I first came across John Banville sometime in the mid-1970s when his novel Kepler came out. I bought the hardback, loved it (I reviewed a subsequent reprint of the book), and since then I have read just about everything he has written. There are few contemporary writers I keep up with as assiduously I do Banville (Graham Swift and William Boyd come to mind), but his work is incredibly various. The historical ones, (Kepler, Doctor Copernicus), were vivid and convincing; his novel based on Anthony Blunt, The Untouchable, is sharp and engaging; but others, such as his Booker Prize winner, The Sea, seem to me so etiolated that you have to fight your way through a fog of allusive prose to find out what didn’t happen.
I have seen Banville speak a couple of times, once specifically on Georges Simenon. I can’t think of two more different writers than the author of The Sea and the author of Maigret, and yet there was an obvious connection between the two. So it was no great surprise that he started writing crime novels under the pseudonym Benjamin Black, starting with Christine Falls in 2006. The Black novels are hardly Simenonesque, the prose, while tighter than some of his John Banville novels, is still a lot looser, more elaborate, than you are likely to find in Simenon. But in these novels plot is to the fore, and they are indeed good plot-driven stories.
Most, though by no means all, of the Benjamin Black novels feature an alcoholic Dublin pathologist, Quirke. And they are interconnected in the way that they use the crime as a way of digging into the abusive control of 1950s Dublin society by the Catholic Church, and the corruption of the political class sheltering behind the power of the Church. This is an impoverished, grey Dublin where the physical and sexual abuse of children in Church-run orphanages and schools is an accepted part of life. There are few if any characters in the Benjamin Black novels who are not in some way damaged by the very society they inhabit.

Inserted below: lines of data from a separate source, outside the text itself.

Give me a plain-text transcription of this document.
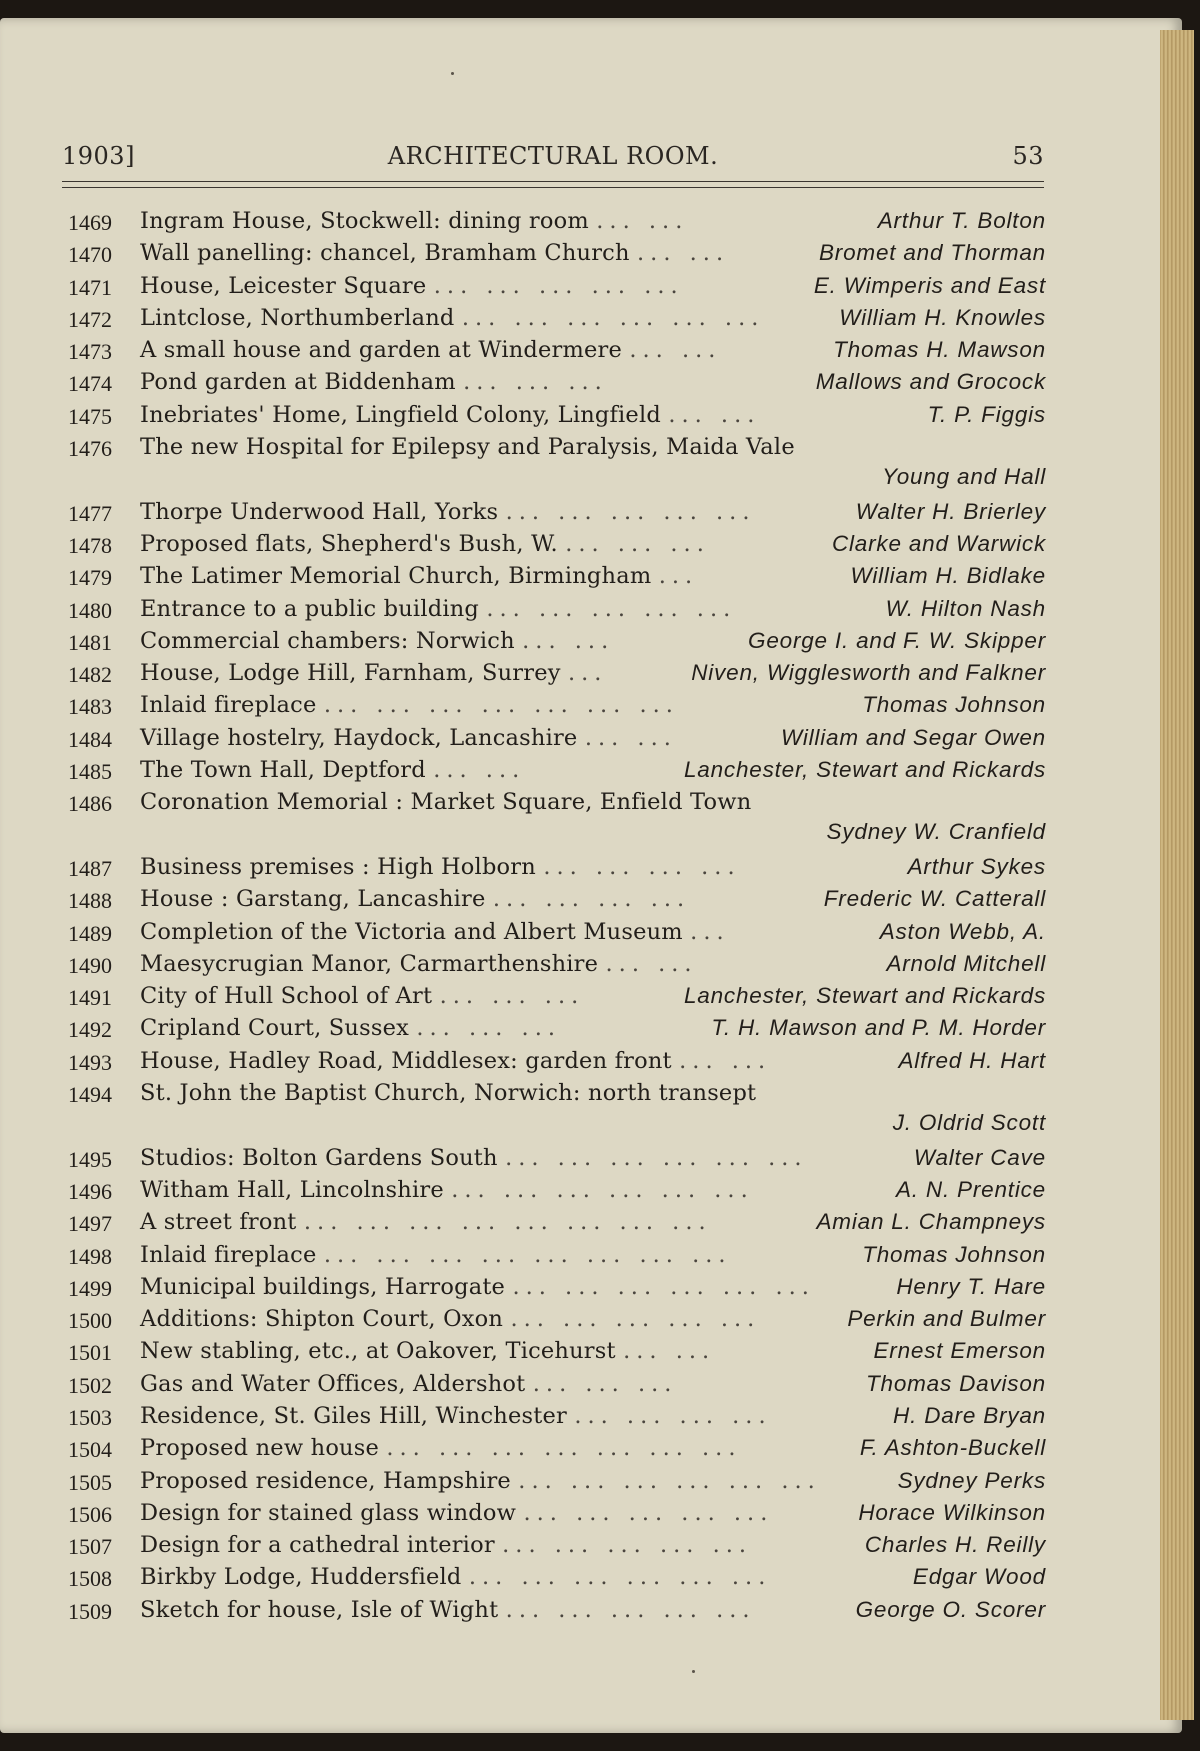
1903]	ARCHITECTURAL ROOM.	53
1469 Ingram House, Stockwell: dining room ... ...	Arthur T. Bolton
1470 Wall panelling: chancel, Bramham Church ... ...	Bromet and Thorman
1471 House, Leicester Square ... ... ... ... ...	E. Wimperis and East
1472 Lintclose, Northumberland ... ... ... ... ... ...	William H. Knowles
1473 A small house and garden at Windermere ... ...	Thomas H. Mawson
1474 Pond garden at Biddenham ... ... ...	Mallows and Grocock
1475 Inebriates' Home, Lingfield Colony, Lingfield ... ...	T. P. Figgis
1476 The new Hospital for Epilepsy and Paralysis, Maida Vale
Young and Hall
1477 Thorpe Underwood Hall, Yorks ... ... ... ... ...	Walter H. Brierley
1478 Proposed flats, Shepherd's Bush, W. ... ... ...	Clarke and Warwick
1479 The Latimer Memorial Church, Birmingham ...	William H. Bidlake
1480 Entrance to a public building ... ... ... ... ...	W. Hilton Nash
1481 Commercial chambers: Norwich ... ...	George I. and F. W. Skipper
1482 House, Lodge Hill, Farnham, Surrey ...	Niven, Wigglesworth and Falkner
1483 Inlaid fireplace ... ... ... ... ... ... ...	Thomas Johnson
1484 Village hostelry, Haydock, Lancashire ... ...	William and Segar Owen
1485 The Town Hall, Deptford ... ...	Lanchester, Stewart and Rickards
1486 Coronation Memorial : Market Square, Enfield Town
Sydney W. Cranfield
1487 Business premises : High Holborn ... ... ... ...	Arthur Sykes
1488 House : Garstang, Lancashire ... ... ... ...	Frederic W. Catterall
1489 Completion of the Victoria and Albert Museum ...	Aston Webb, A.
1490 Maesycrugian Manor, Carmarthenshire ... ...	Arnold Mitchell
1491 City of Hull School of Art ... ... ...	Lanchester, Stewart and Rickards
1492 Cripland Court, Sussex ... ... ...	T. H. Mawson and P. M. Horder
1493 House, Hadley Road, Middlesex: garden front ... ...	Alfred H. Hart
1494 St. John the Baptist Church, Norwich: north transept
J. Oldrid Scott
1495 Studios: Bolton Gardens South ... ... ... ... ... ...	Walter Cave
1496 Witham Hall, Lincolnshire ... ... ... ... ... ...	A. N. Prentice
1497 A street front ... ... ... ... ... ... ... ...	Amian L. Champneys
1498 Inlaid fireplace ... ... ... ... ... ... ... ...	Thomas Johnson
1499 Municipal buildings, Harrogate ... ... ... ... ... ...	Henry T. Hare
1500 Additions: Shipton Court, Oxon ... ... ... ... ...	Perkin and Bulmer
1501 New stabling, etc., at Oakover, Ticehurst ... ...	Ernest Emerson
1502 Gas and Water Offices, Aldershot ... ... ...	Thomas Davison
1503 Residence, St. Giles Hill, Winchester ... ... ... ...	H. Dare Bryan
1504 Proposed new house ... ... ... ... ... ... ...	F. Ashton-Buckell
1505 Proposed residence, Hampshire ... ... ... ... ... ...	Sydney Perks
1506 Design for stained glass window ... ... ... ... ...	Horace Wilkinson
1507 Design for a cathedral interior ... ... ... ... ...	Charles H. Reilly
1508 Birkby Lodge, Huddersfield ... ... ... ... ... ...	Edgar Wood
1509 Sketch for house, Isle of Wight ... ... ... ... ...	George O. Scorer
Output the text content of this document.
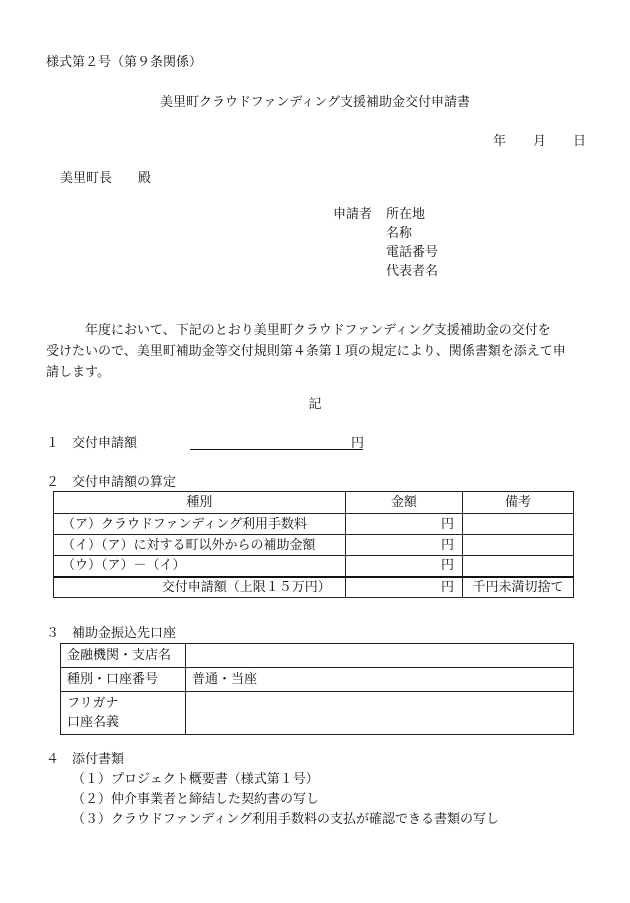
様式第２号（第９条関係）
美里町クラウドファンディング支援補助金交付申請書
年 月 日
美里町長 殿
申請者 所在地
名称
電話番号
代表者名
　　　年度において、下記のとおり美里町クラウドファンディング支援補助金の交付を
受けたいので、美里町補助金等交付規則第４条第１項の規定により、関係書類を添えて申
請します。
記
１ 交付申請額	円
２ 交付申請額の算定
種別	金額	備考
（ア）クラウドファンディング利用手数料	円	
（イ）（ア）に対する町以外からの補助金額	円	
（ウ）（ア）－（イ）	円	
交付申請額（上限１５万円）	円	千円未満切捨て
３ 補助金振込先口座
金融機関・支店名	
種別・口座番号	普通・当座

フリガナ
口座名義	

４ 添付書類
（１）プロジェクト概要書（様式第１号）
（２）仲介事業者と締結した契約書の写し
（３）クラウドファンディング利用手数料の支払が確認できる書類の写し
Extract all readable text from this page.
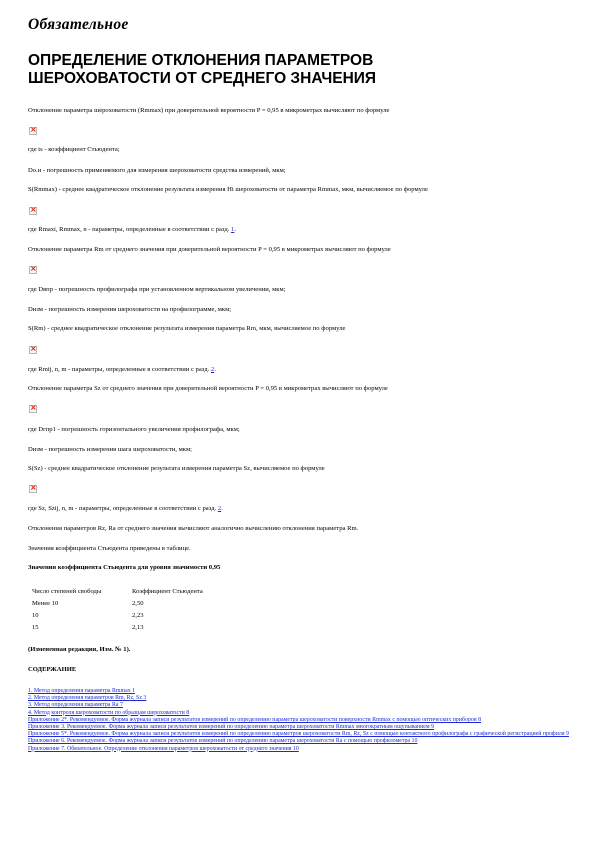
Обязательное
ОПРЕДЕЛЕНИЕ ОТКЛОНЕНИЯ ПАРАМЕТРОВ ШЕРОХОВАТОСТИ ОТ СРЕДНЕГО ЗНАЧЕНИЯ
Отклонение параметра шероховатости (Rmmax) при доверительной вероятности P = 0,95 в микрометрах вычисляют по формуле
×
где ts - коэффициент Стьюдента;
Dо.и - погрешность применяемого для измерения шероховатости средства измерений, мкм;
S(Rmmax) - среднее квадратическое отклонение результата измерения Hi шероховатости от параметра Rmmax, мкм, вычисляемое по формуле
×
где Rmaxi, Rmmax, n - параметры, определенные в соответствии с разд. 1.
Отклонение параметра Rm от среднего значения при доверительной вероятности P = 0,95 в микрометрах вычисляют по формуле
×
где Dвпр - погрешность профилографа при установленном вертикальном увеличении, мкм;
Dизм - погрешность измерения шероховатости на профилограмме, мкм;
S(Rm) - среднее квадратическое отклонение результата измерения параметра Rm, мкм, вычисляемое по формуле
×
где Rmij, n, m - параметры, определенные в соответствии с разд. 2.
Отклонение параметра Sz от среднего значения при доверительной вероятности P = 0,95 в микрометрах вычисляют по формуле
×
где Dгпр1 - погрешность горизонтального увеличения профилографа, мкм;
Dизм - погрешность измерения шага шероховатости, мкм;
S(Sz) - среднее квадратическое отклонение результата измерения параметра Sz, вычисляемое по формуле
×
где Sz, Szij, n, m - параметры, определенные в соответствии с разд. 2.
Отклонения параметров Rz, Ra от среднего значения вычисляют аналогично вычислению отклонения параметра Rm.
Значения коэффициента Стьюдента приведены в таблице.
Значения коэффициента Стьюдента для уровня значимости 0,95
Число степеней свободы	Коэффициент Стьюдента
Менее 10	2,50
10	2,23
15	2,13
(Измененная редакция, Изм. № 1).
СОДЕРЖАНИЕ
1. Метод определения параметра Rmmax 1
2. Метод определения параметров Rm, Rz, Sz 3
3. Метод определения параметра Ra 7
4. Метод контроля шероховатости по образцам шероховатости 8
Приложение 2*. Рекомендуемое. Форма журнала записи результатов измерений по определению параметра шероховатости поверхности Rmmax с помощью оптических приборов 8
Приложение 3. Рекомендуемое. Форма журнала записи результатов измерений по определению параметра шероховатости Rmmax многократным ощупыванием 9
Приложение 5*. Рекомендуемое. Форма журнала записи результатов измерений по определению параметров шероховатости Rm, Rz, Sz с помощью контактного профилографа с графической регистрацией профиля 9
Приложение 6. Рекомендуемое. Форма журнала записи результатов измерений по определению параметра шероховатости Ra с помощью профилометра 10
Приложение 7. Обязательное. Определение отклонения параметров шероховатости от среднего значения 10
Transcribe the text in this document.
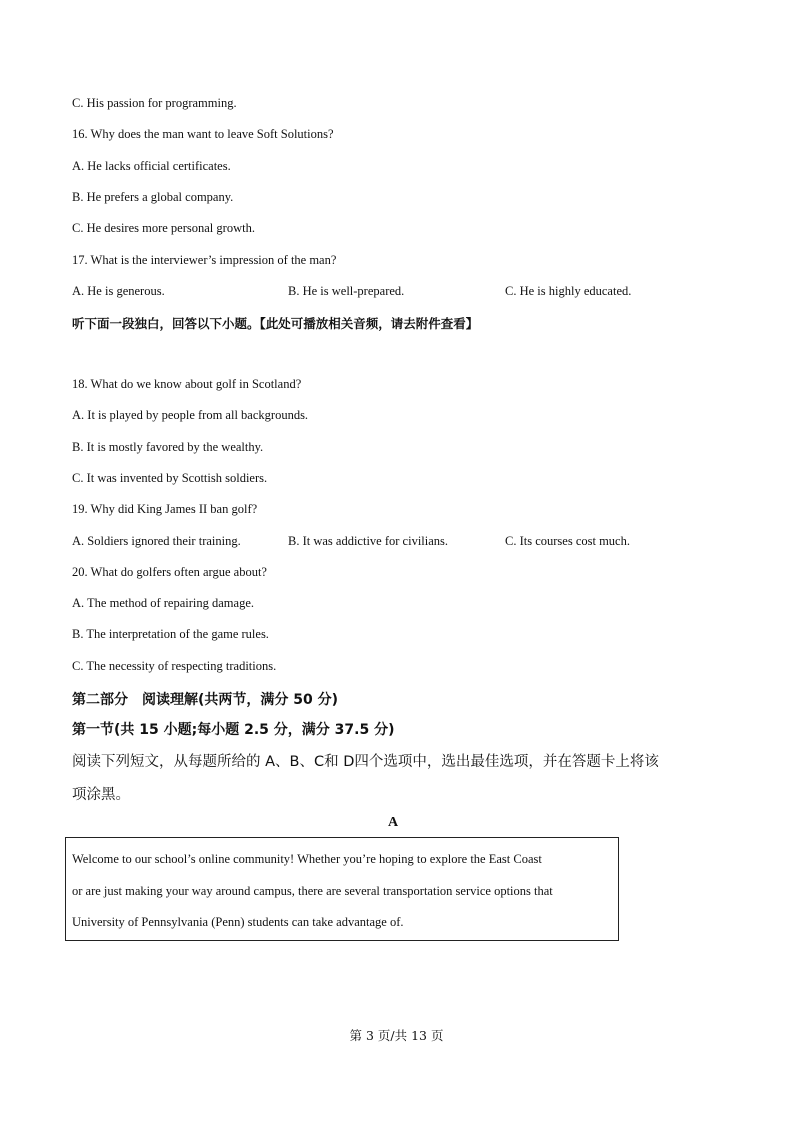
C. His passion for programming.
16. Why does the man want to leave Soft Solutions?
A. He lacks official certificates.
B. He prefers a global company.
C. He desires more personal growth.
17. What is the interviewer’s impression of the man?
A. He is generous.	B. He is well-prepared.	C. He is highly educated.
听下面一段独白，回答以下小题。【此处可播放相关音频，请去附件查看】
18. What do we know about golf in Scotland?
A. It is played by people from all backgrounds.
B. It is mostly favored by the wealthy.
C. It was invented by Scottish soldiers.
19. Why did King James II ban golf?
A. Soldiers ignored their training.	B. It was addictive for civilians.	C. Its courses cost much.
20. What do golfers often argue about?
A. The method of repairing damage.
B. The interpretation of the game rules.
C. The necessity of respecting traditions.
第二部分　阅读理解(共两节，满分 50 分)
第一节(共 15 小题;每小题 2.5 分，满分 37.5 分)
阅读下列短文，从每题所给的 A、B、C和 D四个选项中，选出最佳选项，并在答题卡上将该
项涂黑。
A

Welcome to our school’s online community! Whether you’re hoping to explore the East Coast

or are just making your way around campus, there are several transportation service options that

University of Pennsylvania (Penn) students can take advantage of.

第 3 页/共 13 页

Banville made no secret that he and Benjamin Black were one and the same. The books tended to declare on the cover: By John Banville writing as Benjamin Black. It was rather like the difference between Iain Banks and Iain M. Banks: the two names allowed the author to take different liberties with their writing.
Then, a year ago, a new John Banville novel appeared: Snow. And it was a crime novel, indeed it was a very distinctive Benjamin Black novel, yet the name Black appeared nowhere on it. It was a crime novel set in 1950s Ireland, and though there is a new central character, the rather austere and lonely protestant, Detective Inspector Strafford, Quirke does get a passing mention. And it is a novel that features corruption in high places, and the malign influence of the Church.
Now there is what is advertised as a new Strafford novel, April in Spain. Only Strafford doesn’t even appear until more than half way through the book, and even then mostly plays a supporting role. The central character is Quirke, and the story itself is a direct sequel, set four years later, to the third of the Benjamin Black Quirke novels, Elegy for April (2011). In that earlier novel, incest within the family of a prominent government minister results in a boy admitting to murdering his sister, April, and then committing suicide. Now, reluctantly on holiday in Spain with his new wife, Quirke encounters a doctor at the local hospital and recognizes her as April.
Quirke immediately telephones his daughter, Phoebe, who had been a friend of April’s. Phoebe tells the Dublin police, who arrange that Detective Inspector Strafford should travel out to Spain with her to confirm the identification, and to try to discover why her brother had confessed to her murder. But Phoebe also tells April’s uncle, the cabinet minister, which is why a one-time associate of the Kray twins is also heading out to Spain with a gun.
This is not a novel in which mysteries are solved, which I suppose brings it closer to earlier John Banville novels. But truths are uncovered, political repercussions are felt, and there are tragedies. It is a gripping novel, I read it in a day which is something I haven’t done much of recently.
Curiously, I notice that the John Banville Bibliography on Wikipedia does not list Snow, and counts April in Spain as a Benjamin Black novel, which it explicitly is not. Clearly some people are still confused by the identities of Banville and Black.